The End of the Timeless God?

The End of the Timeless God? June 19, 2024

The End of the Timeless God?

The book is by one R. T. Mullins. The title is The End of the Timeless God. It was published by Oxford University Press in 2016. It’s expensive. I obtained a copy to read through ILL via my local library.

“In this book I argue and conclude that the Christian God cannot be timeless. I also argue and conclude that there is no such thing as a third way between atemporality and temporality. My arguments leave us with the conclusion that God is temporal. … Divine timelessness has a long run in Church history, but it is time to bury it and move on. We should not mourn its passing. It shall not be missed.” (209) Thus the ultimate paragraph of the book.

Now this book is an exercise in “analytical theology,” a type of philosophical theology that uses logic to critique doctrines and sometimes propose alternatives. The book is dense; it uses much modal logic. However, its basic argument is easy to perceive if one focuses on summarizing passages. All of the steps to the conclusion are difficult even for me to follow.

However, I discern that the book does not really add much in the way of reasons to Nicholas Wolterstorff’s essay “God Everlasting” (included in two or three edited collections of essays including God and the Good edited by Clifton Orlebeke and Lewis Smedes). I believe Wolterstorff’s argument, which is much easier to follow, is definitive and conclusive. The God of the Bible CANNOT be atemporal. (The book does not refer to Wolterstorff’s essay and it is not in the bibliography, something I find surprising as that was/is a landmark essay on the subject.)

The key argument of both Wolterstorff’s essay and this book is that an atemporal, “timeless God,” a God who exists “outside of time,” cannot even know events in time and certainly cannot interact with temporal creatures. The logic is inexorable; it cannot be refuted. Mullins devastates, with logical analysis, any idea that God can be both temporal and atemporal/timeless.

The book is well worth struggling through if you are a theology nerd like I am. I had to skim many pages filled with modal logical steps, but the fundamental argument was clear and convincing.

Mullins barely touches on open theism. I wish he had done more with it. It’s hard to tell what he thinks of it. But, of course, IF one concludes with Mullins (and Wolterstorff and many other analytical theologians) that God must be temporal, open theism is at the very least on the horizon.
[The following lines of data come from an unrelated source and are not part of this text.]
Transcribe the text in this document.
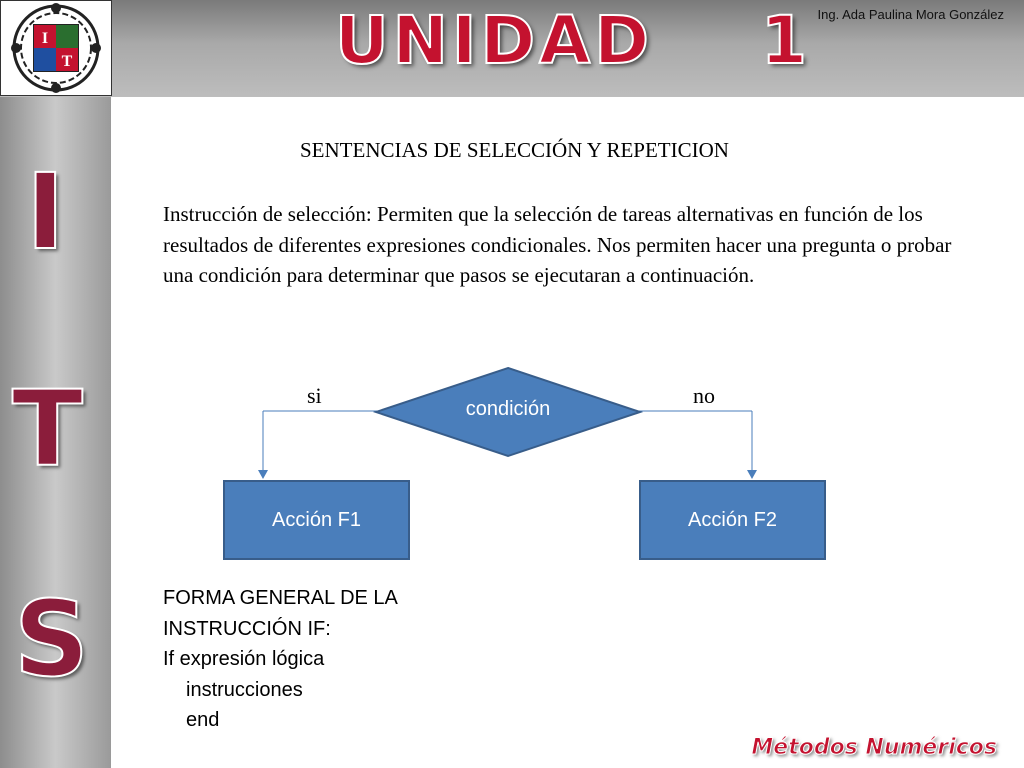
I
T	UNIDAD    1 Ing. Ada Paulina Mora González
I
T
S
SENTENCIAS DE SELECCIÓN Y REPETICION
Instrucción de selección: Permiten que la selección de tareas alternativas en función de los resultados de diferentes expresiones condicionales. Nos permiten hacer una pregunta o probar una condición para determinar que pasos se ejecutaran a continuación.
condición
si	no
Acción F1	Acción F2
FORMA GENERAL DE LA
INSTRUCCIÓN IF:
If expresión lógica
instrucciones
end
Métodos Numéricos
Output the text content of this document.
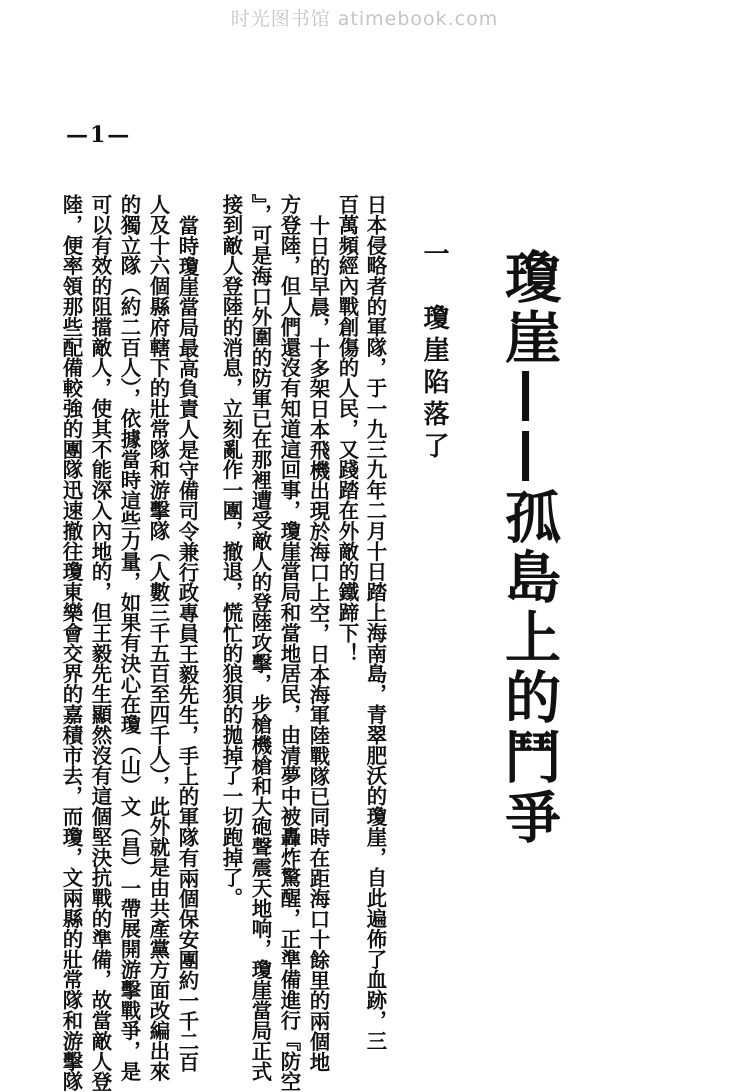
时光图书馆 atimebook.com
—1—
瓊崖——孤島上的鬥爭
一　瓊崖陷落了
日本侵略者的軍隊，于一九三九年二月十日踏上海南島，青翠肥沃的瓊崖，自此遍佈了血跡，三
百萬頻經內戰創傷的人民，又踐踏在外敵的鐵蹄下！
十日的早晨，十多架日本飛機出現於海口上空，日本海軍陸戰隊已同時在距海口十餘里的兩個地
方登陸，但人們還沒有知道這回事，瓊崖當局和當地居民，由清夢中被轟炸驚醒，正準備進行『防空
』，可是海口外圍的防軍已在那裡遭受敵人的登陸攻擊，步槍機槍和大砲聲震天地响，瓊崖當局正式
接到敵人登陸的消息，立刻亂作一團，撤退，慌忙的狼狽的拋掉了一切跑掉了。
當時瓊崖當局最高負責人是守備司令兼行政專員王毅先生，手上的軍隊有兩個保安團約一千二百
人及十六個縣府轄下的壯常隊和游擊隊（人數三千五百至四千人），此外就是由共產黨方面改編出來
的獨立隊（約二百人），依據當時這些力量，如果有決心在瓊（山）文（昌）一帶展開游擊戰爭，是
可以有效的阻擋敵人，使其不能深入內地的，但王毅先生顯然沒有這個堅決抗戰的準備，故當敵人登
陸，便率領那些配備較強的團隊迅速撤往瓊東樂會交界的嘉積市去，而瓊，文兩縣的壯常隊和游擊隊
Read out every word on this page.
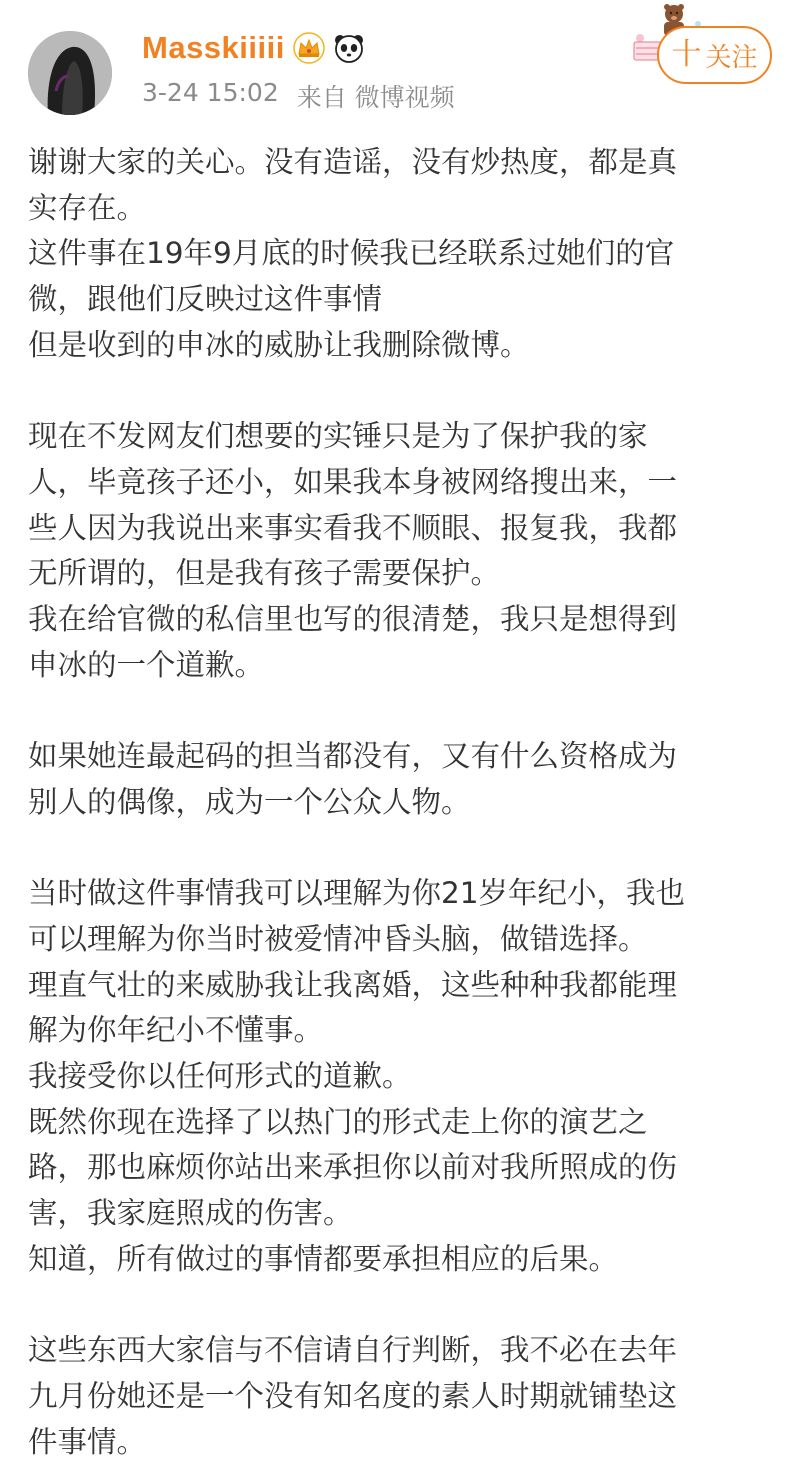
Masskiiiii
3-24 15:02 来自 微博视频
十 关注

谢谢大家的关心。没有造谣，没有炒热度，都是真

实存在。

这件事在19年9月底的时候我已经联系过她们的官

微，跟他们反映过这件事情

但是收到的申冰的威胁让我删除微博。

现在不发网友们想要的实锤只是为了保护我的家

人，毕竟孩子还小，如果我本身被网络搜出来，一

些人因为我说出来事实看我不顺眼、报复我，我都

无所谓的，但是我有孩子需要保护。

我在给官微的私信里也写的很清楚，我只是想得到

申冰的一个道歉。

如果她连最起码的担当都没有，又有什么资格成为

别人的偶像，成为一个公众人物。

当时做这件事情我可以理解为你21岁年纪小，我也

可以理解为你当时被爱情冲昏头脑，做错选择。

理直气壮的来威胁我让我离婚，这些种种我都能理

解为你年纪小不懂事。

我接受你以任何形式的道歉。

既然你现在选择了以热门的形式走上你的演艺之

路，那也麻烦你站出来承担你以前对我所照成的伤

害，我家庭照成的伤害。

知道，所有做过的事情都要承担相应的后果。

这些东西大家信与不信请自行判断，我不必在去年

九月份她还是一个没有知名度的素人时期就铺垫这

件事情。
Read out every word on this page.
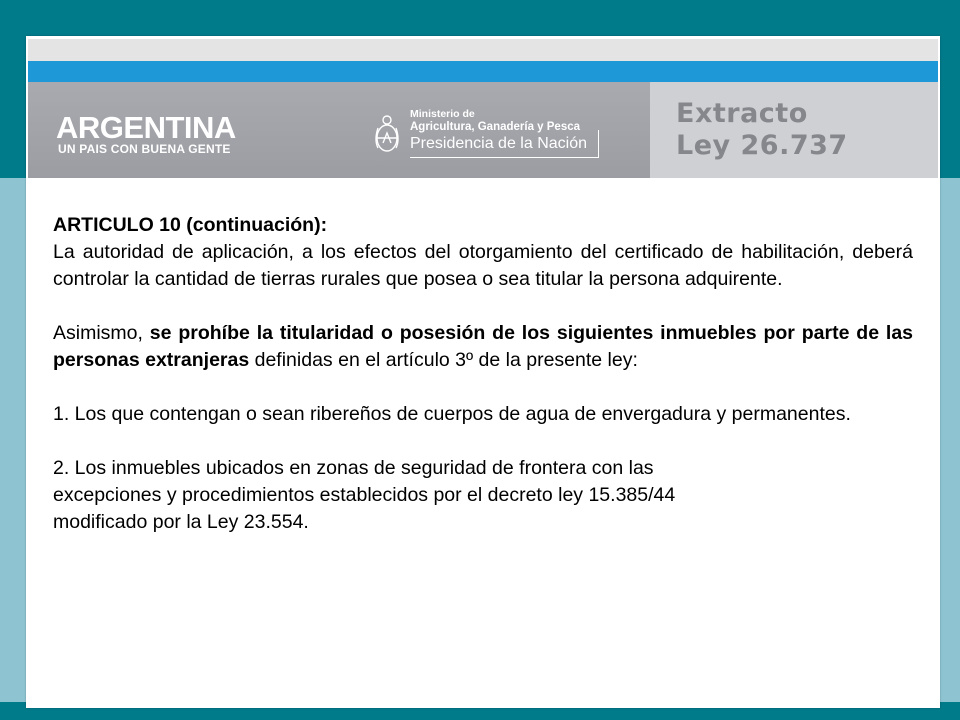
ARGENTINA
UN PAIS CON BUENA GENTE
Ministerio de
Agricultura, Ganadería y Pesca
Presidencia de la Nación
Extracto
Ley 26.737

ARTICULO 10 (continuación):

La autoridad de aplicación, a los efectos del otorgamiento del certificado de habilitación, deberá controlar la cantidad de tierras rurales que posea o sea titular la persona adquirente.

Asimismo, se prohíbe la titularidad o posesión de los siguientes inmuebles por parte de las personas extranjeras definidas en el artículo 3º de la presente ley:

1. Los que contengan o sean ribereños de cuerpos de agua de envergadura y permanentes.

2. Los inmuebles ubicados en zonas de seguridad de frontera con las

excepciones y procedimientos establecidos por el decreto ley 15.385/44

modificado por la Ley 23.554.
I began my nearly life-long journey, what Mullins calls a “research project,” in the doctrine of God with Robert Jenson’s amazing book God After God. I’ve talked about that book here before. It opened the “eyes of my mind” to the fact that one could be a respectable Christian thinker and deny the hoary doctrine of God’s timelessness. I’ve journeyed from there through: Nelson Pike, Eberhard Juengel, Juergen Moltmann, Wolfhart Pannenberg, Emil Brunner and many, many more theologians and philosophers since then.

I agree with Mullins that it’s time to bury the idea of God’s timelessness and embrace God as temporal. Divine timelessness serves no function in Christian living and pays no compliment to God.